The head of Pakistan’s National Accountability Bureau, Lt Gen (retd) Nazir Ahmed, has said that big changes are coming to the country’s real estate sector. He made these remarks informally to reporters in Islamabad.
According to Ahmed, the federal cabinet will likely take up a reform package within the next two months. The biggest change? The current file-based system in real estate will be done away with completely once the new rules are officially approved.
He said that under the new setup, developers will be directly responsible for their projects, a major shift from how things work today. He didn’t go into the finer details of the proposed rules, but the message was clear: the sector needs more accountability.

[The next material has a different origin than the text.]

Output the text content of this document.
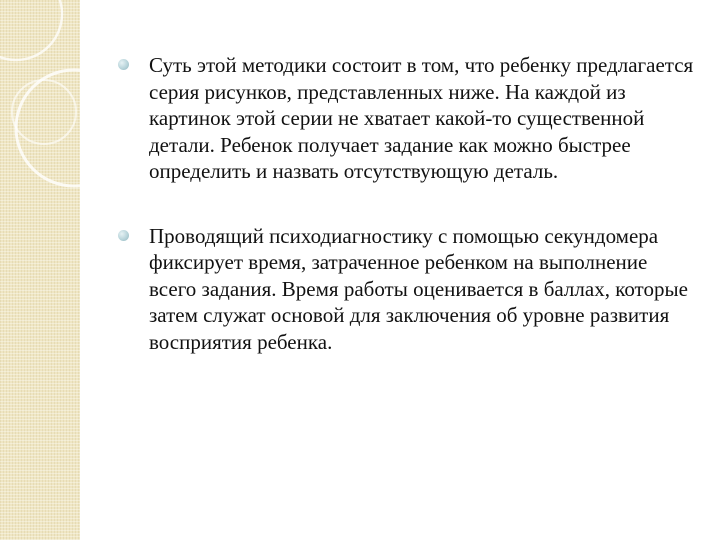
Суть этой методики состоит в том, что ребенку предлагается серия рисунков, представленных ниже. На каждой из картинок этой серии не хватает какой-то существенной детали. Ребенок получает задание как можно быстрее определить и назвать отсутствующую деталь.

Проводящий психодиагностику с помощью секундомера фиксирует время, затраченное ребенком на выполнение всего задания. Время работы оценивается в баллах, которые затем служат основой для заключения об уровне развития восприятия ребенка.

On the investigation front, Ahmed said several cases have been handed over to the FIA and provincial anti-corruption bodies. Cases involving sitting parliamentarians are still open, though he noted that NAB has quietly moved away from making public statements about them.
When asked about the IMF’s recent governance report on Pakistan, Ahmed called it baseless. He said that the IMF never gives any country a clean chit, suggesting the report shouldn’t be taken too seriously. He made similar remarks about Transparency International’s corruption index, questioning how a country as large as Pakistan can be judged based on a small survey sample.
The NAB chairman also claimed that recoveries in the past three months have hit record levels, though he gave no exact figures. He was careful to point out that every rupee recovered by NAB goes straight into the federal fund, none of it stays with the bureau.